Esta obra no podría surgir de un proceso de investigación ni de una consultoría, no podría surgir con la ejecución de un proyecto; sino que debía surgir de una catarsis, de la catarsis de un hombre que hace un recuento de su vida y del grupo que estuvo a su lado; un grupo que se deshizo y que ahora, mirando fotos y videos, llegamos a la conclusión de que tres de cada cuatro de sus integrantes están muertos, tres de cada cuatro, así de duro. Muchas veces se dejó el trabajo a un lado, hubo momentos en que Alberto desmayó y deseaba ya cesar en su empeño; las circunstancias personales por los que ha atravesado en estos años también conspiraron para que esta obra no se cristalice. Varias de nuestras reuniones no fueron para revisar lo escrito, sino para recordar hechos que aún duelen, para recordar a alguien que ya ha muerto, para hablar de alguien que apareció en la calle y que trajo a la memoria otra historia, como aquella del “teniente guapo”, el policía más sádico de aquella época de lucha y que, al parecer, dejó la policía con el grado de mayor. ¿Cómo un hombre así pudo mantenerse por tanto tiempo en la Policía Nacional?
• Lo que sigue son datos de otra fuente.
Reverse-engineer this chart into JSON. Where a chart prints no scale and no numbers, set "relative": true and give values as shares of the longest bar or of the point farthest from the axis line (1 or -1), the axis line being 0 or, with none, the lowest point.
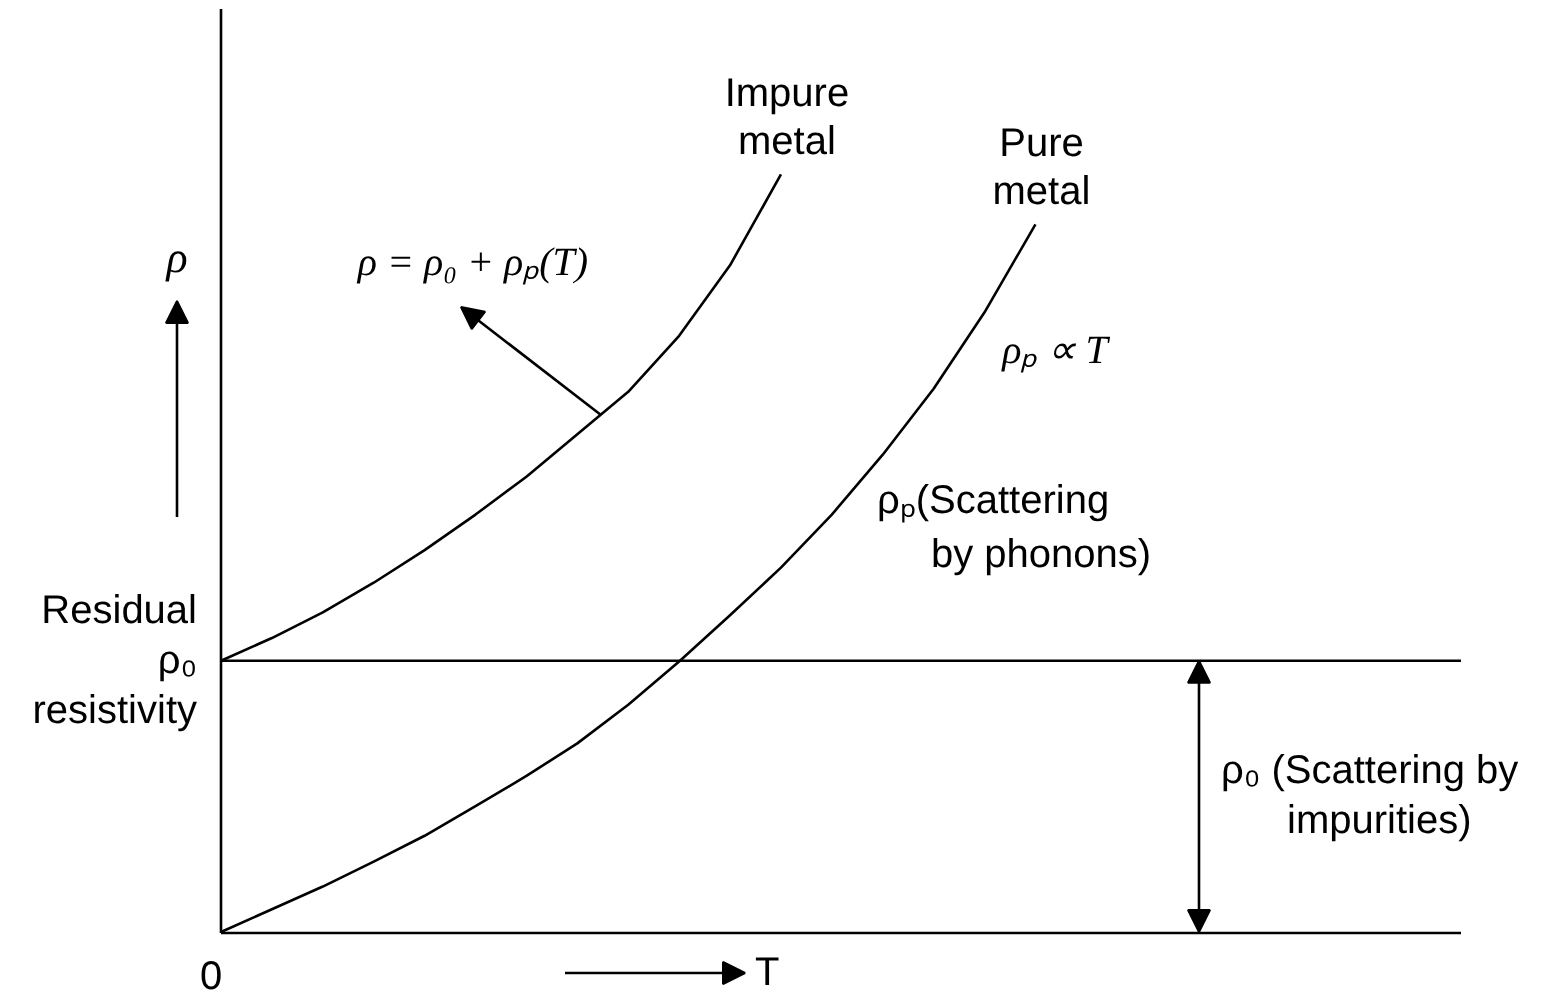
{
  "chart_data": {
    "type": "line",
    "relative": true,
    "xlabel": "T",
    "ylabel": "ρ",
    "categories": [
      null,
      null,
      null,
      null,
      null,
      null,
      null,
      null,
      null,
      null,
      null,
      null,
      null,
      null,
      null,
      null,
      null,
      null,
      null,
      null,
      null,
      null,
      null,
      null,
      null
    ],
    "series": [
      {
        "name": "Impure metal",
        "color": "#000000",
        "values": [
          0.358,
          0.388,
          0.422,
          0.461,
          0.504,
          0.551,
          0.601,
          0.657,
          0.713,
          0.787,
          0.88,
          1,
          null,
          null,
          null,
          null,
          null,
          null,
          null,
          null,
          null,
          null,
          null,
          null,
          null
        ]
      },
      {
        "name": "Pure metal",
        "color": "#000000",
        "values": [
          0,
          0.03,
          0.06,
          0.093,
          0.127,
          0.166,
          0.206,
          0.249,
          0.3,
          0.357,
          0.418,
          0.481,
          0.551,
          0.63,
          0.717,
          0.818,
          0.934,
          null,
          null,
          null,
          null,
          null,
          null,
          null,
          null
        ]
      }
    ],
    "ref_lines": [
      {
        "axis": "y",
        "value": 0.358,
        "label": "Residual ρ₀ resistivity",
        "color": "#000000"
      }
    ],
    "annotations": [
      "ρ = ρ₀ + ρₚ(T)",
      "ρₚ ∝ T",
      "ρₚ(Scattering by phonons)",
      {
        "text": "ρ₀ (Scattering by impurities)",
        "y": 0.358
      },
      "0"
    ],
    "line_style": "solid",
    "marker": "none"
  }
}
Nombres como la Tongolele, la mini puta, la tumba hombres, entre otros, se convirtieron no solo en personajes que aportaron en esta historia, sino en temas que ayudaron a superar la inercia en la que, en varias ocasiones, cayó este trabajo. Si la historia debía continuar era precisamente para reivindicar sus nombres.
El trabajo ahora está ya circulando bajo el nombre de “Los fantasmas de cabrearon: crónicas de la despenalización de la homosexualidad en el Ecuador”. Su presentación pública en la Casa de la Cultura Benjamín Carrión, realizada el pasado 23 de noviembre, a más de la euforia que se da cuando se ve un trabajo concluido, también fue la constatación de lo pronosticado por Orlando, pues los sobrevivientes de Coccinelle, y debe ser igual con los miembros de los otros colectivos GLBTI que lucharon en los años 90, están viejos y viviendo de forma marginal, sin que nadie los recuerde y se plantee seriamente aportar en darles una vida digna, como la que buscaron para los y las jóvenes GLBTI de hoy, y dejar esa costumbre que se ha impregnado en nuestros círculos, tal como uno de los asistentes a este evento lo dijera: “de ellos solo nos acordamos cada cinco años”.